Rechtover mijn hotel in Beijing is nu een stalletje geïnstalleerd waar ik bijna iedere dag…stinkende tofu at: gewoon heerlijk! Je kunt het best vergelijken met ons frietkraam: de tofu wordt à la minute gefrituurd en je kan kiezen tussen enkele pikante dipsausjes.
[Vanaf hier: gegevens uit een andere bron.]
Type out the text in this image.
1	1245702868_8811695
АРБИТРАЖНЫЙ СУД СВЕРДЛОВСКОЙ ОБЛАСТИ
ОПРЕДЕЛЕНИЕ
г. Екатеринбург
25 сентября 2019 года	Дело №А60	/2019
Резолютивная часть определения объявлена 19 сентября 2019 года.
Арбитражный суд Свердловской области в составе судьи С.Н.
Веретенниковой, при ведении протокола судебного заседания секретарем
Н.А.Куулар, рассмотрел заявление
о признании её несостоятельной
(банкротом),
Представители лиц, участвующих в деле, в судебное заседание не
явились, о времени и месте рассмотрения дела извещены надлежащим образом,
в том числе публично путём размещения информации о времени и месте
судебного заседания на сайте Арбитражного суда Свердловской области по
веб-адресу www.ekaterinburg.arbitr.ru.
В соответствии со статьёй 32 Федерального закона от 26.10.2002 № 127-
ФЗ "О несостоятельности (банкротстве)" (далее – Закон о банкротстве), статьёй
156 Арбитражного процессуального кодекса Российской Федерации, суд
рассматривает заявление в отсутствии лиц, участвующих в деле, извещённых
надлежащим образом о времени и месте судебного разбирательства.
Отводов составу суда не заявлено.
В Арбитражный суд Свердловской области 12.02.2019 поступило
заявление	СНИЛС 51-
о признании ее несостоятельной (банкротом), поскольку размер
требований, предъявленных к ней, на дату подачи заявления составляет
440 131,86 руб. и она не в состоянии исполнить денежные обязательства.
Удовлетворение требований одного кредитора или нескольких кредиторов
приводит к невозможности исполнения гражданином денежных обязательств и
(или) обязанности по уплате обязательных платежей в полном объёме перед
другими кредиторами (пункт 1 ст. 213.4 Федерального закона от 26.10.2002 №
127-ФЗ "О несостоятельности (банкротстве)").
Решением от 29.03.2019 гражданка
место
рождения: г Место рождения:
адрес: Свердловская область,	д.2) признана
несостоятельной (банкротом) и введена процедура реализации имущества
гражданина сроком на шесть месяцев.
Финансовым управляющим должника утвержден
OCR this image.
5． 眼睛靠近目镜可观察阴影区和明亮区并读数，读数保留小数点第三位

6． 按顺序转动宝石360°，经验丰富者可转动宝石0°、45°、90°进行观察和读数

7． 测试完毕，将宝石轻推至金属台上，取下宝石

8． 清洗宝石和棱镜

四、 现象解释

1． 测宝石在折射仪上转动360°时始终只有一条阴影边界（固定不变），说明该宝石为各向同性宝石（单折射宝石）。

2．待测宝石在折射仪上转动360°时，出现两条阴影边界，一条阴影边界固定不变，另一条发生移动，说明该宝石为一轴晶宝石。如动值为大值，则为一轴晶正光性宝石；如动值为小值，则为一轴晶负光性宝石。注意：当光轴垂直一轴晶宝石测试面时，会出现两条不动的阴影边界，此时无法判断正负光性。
Deze snack, die vooral populair is in het Zuiden van China, wordt zeker een hit in Beijing!
Met dit stuk beëindig ik mijn mini-reeks gewijd aan de xiaochi, de Chinese snacks.
Ik vond het in het boek van Tao Fangxuan, Zhang Ailing Meishi
张爱玲美食, “ De geliefkoosde gerechten van Zhang Ailing”, dat over niet minder dan zeventig snacks en schotels vertelt.

张爱玲美食 Zhang Ailing Meishi
臭豆腐干Stinkende tofu

vertaald door Maud Thiery

Zhang Ailing heeft een verfijnde smaak: de alledaagse xiaochi op de hoek van de straat wekt  haar eetlust niet op. Maar ze maakt daar uitzonderingen op,  zoals stinkende tofu…
Stinkende tofu is een van haar lievelingsgerechtjes, “ Zodra ik in de deuringang de verkoper van stinktofu hoorde voorbijgaan, greep ik naar een kom, rende zes verdiepingingen naar beneden en liep hem achterna. Heel ver in de straat had hij zijn juk neergezet, waar ik hem om stinkende tofu vroeg. Na de aankoop ervan moest ik de trappen weer naar omhoog lopen…”.
Kijk eens aan, lijkt Ailing nu op een vlieg die stank achternaloopt?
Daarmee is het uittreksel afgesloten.